Think about the text generation models: the new versions of ChatGPT and Google Gemini and Anthropic’s Claude are far better than their predecessors were even six months ago, much less a year ago. A year ago—it’s June as I record this, June 24th—and June 2023, ChatGPT answers were not great. GPT-4 had just come out, and most people were using 3.5 because it was it was the free version. It sucked. I mean, it still sucks. It does an okay job of, like, classification, summarization, but it’s not a great writer. Today, a year later, the new four Omni model that everyone can use—free and paid—much, much better.

So, this poses three three big challenges when it comes to AI content detection.

Number one, human stuff—human-made stuff—is going to get flagged more, especially as these models improve. Your human content is going to get flagged more and more because these primitive detection algorithms will have a harder time catching up. The models and people—the gap between what we can create and models can create is getting smaller and smaller. And way over here, on the other end of the spectrum are the detection algorithms that, because of cost and speed constraints, can’t catch up nearly as fast.

And so, as this gap closes, these dumb—relatively dumb—tools will be retrained to be slightly less dumb and will make more and more mistakes, saying, “Hey, that’s AI generated,” like, “No, it’s not. That’s actually a picture of an aurora that I took in Boston in 2024.”

And machines—so, this is going to be a problem. AI stuff is going to get flagged less. This is especially true of open-weight models, where the model maker can offer watermarking technology, but users can just remove it for images and things like that. But again, that gap is getting so smaller and smaller, which means that to avoid false positives and blaming a human and saying, “Oh, that’s AI-generated,” it’s not—by definition, the tool then starts to miss more AI-generated things, too.

And, the compliance for AI labeling is going to be impossible for all of the biggest content networks because the compute costs for primitive content detection are going to escalate way beyond affordability. This month, there’s a big discussion about the the art app, Cara. Cara—I don’t know how to pronounce it.

The the creator went from 100,000 users to 500,000 users in the span of a couple of weeks because the app really called on—one of their big things is: no AI, anything.

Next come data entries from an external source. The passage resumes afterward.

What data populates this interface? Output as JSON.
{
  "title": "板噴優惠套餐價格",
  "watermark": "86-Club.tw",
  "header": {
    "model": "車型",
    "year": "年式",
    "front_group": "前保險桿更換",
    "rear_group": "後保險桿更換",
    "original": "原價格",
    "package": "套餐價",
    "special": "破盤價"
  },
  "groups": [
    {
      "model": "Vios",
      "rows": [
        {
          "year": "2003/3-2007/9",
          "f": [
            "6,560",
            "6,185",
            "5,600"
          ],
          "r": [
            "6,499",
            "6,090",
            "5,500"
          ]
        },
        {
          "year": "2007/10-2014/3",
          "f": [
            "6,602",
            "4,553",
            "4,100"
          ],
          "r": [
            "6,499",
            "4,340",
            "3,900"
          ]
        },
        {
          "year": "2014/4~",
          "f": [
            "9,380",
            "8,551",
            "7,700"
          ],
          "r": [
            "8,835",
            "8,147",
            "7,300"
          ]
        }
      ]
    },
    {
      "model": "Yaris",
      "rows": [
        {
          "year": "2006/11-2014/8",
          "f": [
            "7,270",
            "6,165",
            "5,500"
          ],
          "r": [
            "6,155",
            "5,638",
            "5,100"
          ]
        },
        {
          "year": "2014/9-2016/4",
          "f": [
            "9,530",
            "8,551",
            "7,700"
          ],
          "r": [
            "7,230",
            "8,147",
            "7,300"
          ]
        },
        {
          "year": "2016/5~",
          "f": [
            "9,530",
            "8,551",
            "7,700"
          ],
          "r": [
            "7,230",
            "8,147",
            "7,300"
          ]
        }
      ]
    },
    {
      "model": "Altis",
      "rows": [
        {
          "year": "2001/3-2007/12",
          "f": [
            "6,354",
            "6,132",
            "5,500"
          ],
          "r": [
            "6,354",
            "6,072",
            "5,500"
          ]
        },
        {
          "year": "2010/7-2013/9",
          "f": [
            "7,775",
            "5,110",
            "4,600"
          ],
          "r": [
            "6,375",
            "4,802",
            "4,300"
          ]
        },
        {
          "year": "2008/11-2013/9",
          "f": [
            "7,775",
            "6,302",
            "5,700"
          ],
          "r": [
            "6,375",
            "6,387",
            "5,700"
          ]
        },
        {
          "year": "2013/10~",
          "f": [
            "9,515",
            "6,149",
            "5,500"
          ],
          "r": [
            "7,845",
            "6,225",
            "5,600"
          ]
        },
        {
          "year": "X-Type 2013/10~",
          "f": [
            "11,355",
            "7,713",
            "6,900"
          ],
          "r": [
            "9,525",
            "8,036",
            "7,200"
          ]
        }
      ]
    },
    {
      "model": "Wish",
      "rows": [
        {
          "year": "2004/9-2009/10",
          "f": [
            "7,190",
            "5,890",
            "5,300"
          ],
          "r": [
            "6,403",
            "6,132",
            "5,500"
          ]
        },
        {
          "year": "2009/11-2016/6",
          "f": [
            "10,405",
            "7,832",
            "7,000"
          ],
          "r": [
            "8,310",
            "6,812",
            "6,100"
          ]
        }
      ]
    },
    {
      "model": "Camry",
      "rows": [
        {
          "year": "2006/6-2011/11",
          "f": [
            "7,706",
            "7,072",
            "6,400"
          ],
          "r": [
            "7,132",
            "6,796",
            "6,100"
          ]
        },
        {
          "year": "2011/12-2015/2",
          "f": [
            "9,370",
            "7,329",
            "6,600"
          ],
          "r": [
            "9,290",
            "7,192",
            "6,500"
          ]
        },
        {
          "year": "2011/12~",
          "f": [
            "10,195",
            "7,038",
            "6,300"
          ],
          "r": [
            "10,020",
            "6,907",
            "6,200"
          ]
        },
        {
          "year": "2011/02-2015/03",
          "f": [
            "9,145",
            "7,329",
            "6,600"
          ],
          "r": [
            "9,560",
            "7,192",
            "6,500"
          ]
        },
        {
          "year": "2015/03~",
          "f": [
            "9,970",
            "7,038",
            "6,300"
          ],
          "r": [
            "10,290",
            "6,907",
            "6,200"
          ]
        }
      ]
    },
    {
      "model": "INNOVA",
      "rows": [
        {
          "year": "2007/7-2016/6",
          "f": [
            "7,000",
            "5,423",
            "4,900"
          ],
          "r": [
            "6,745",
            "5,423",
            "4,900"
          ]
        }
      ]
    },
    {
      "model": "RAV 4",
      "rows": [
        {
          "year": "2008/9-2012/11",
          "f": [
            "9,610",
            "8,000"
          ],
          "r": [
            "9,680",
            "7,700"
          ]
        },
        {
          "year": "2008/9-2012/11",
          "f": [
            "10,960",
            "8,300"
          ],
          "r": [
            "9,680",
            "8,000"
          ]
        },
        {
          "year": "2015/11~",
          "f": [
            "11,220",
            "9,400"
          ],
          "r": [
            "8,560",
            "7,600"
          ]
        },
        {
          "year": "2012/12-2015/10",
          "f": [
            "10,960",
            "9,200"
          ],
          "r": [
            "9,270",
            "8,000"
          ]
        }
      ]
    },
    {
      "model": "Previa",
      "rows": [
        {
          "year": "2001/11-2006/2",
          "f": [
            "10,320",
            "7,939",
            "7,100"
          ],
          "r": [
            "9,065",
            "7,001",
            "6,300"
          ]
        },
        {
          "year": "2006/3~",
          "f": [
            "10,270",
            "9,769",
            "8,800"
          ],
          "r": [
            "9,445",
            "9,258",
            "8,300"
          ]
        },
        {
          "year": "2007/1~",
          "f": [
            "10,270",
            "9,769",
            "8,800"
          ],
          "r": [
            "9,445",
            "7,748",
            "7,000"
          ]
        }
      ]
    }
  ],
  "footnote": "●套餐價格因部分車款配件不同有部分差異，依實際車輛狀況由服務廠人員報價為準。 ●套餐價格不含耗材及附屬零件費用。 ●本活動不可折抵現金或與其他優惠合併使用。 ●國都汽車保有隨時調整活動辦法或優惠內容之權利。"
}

The large—because of architecture problems and a bunch of other things that went wrong—the creator, who was a person, got a $100,000 server bill. Now, imagine your pet project, something cost you $100,000. But, and this is with—again—relatively primitive detection of AI-generated content. It’s going to get harder and harder for anyone, except people who own massive server farms, to even detect AI content.

So, what does this mean for you? Well, two things. One, if you are your company, you’re— you know, you personally—if you accept user-generated content in any form, whether it’s a contact form on your website, uploads, comments on your blog posts, you can expect to be swamped by AI-generated content if you aren’t already. Even on platforms where there’s no benefit to automation and bots and stuff whatsoever. People show up with AI bots, anyway. Go on to Archive of Our Own, which is a fan fiction site. There is nothing—there’s no commercial benefit there at all, for any reason. There’s no reason to be leaving spam blog—because they can’t create links to sites, there’s no SEO benefit. People run bots there, anyway. Anyone who accepts content from the outside world is going to be getting a lot of—an awful lot of AI of it.

Two, you need to decide your personal, professional, organizational positions on generating and disclosing the use of AI. There isn’t a right answer. Some organizations, it makes sense. Some organizations, it doesn’t. And, and what you disclose above and beyond what’s legally required—that’s up to you. And, there is no right answer as to whether or not you should be using AI to generate stuff and whether you should be disclosing it above and beyond what is legally required.

So, something to think about as you embark on your use of AI.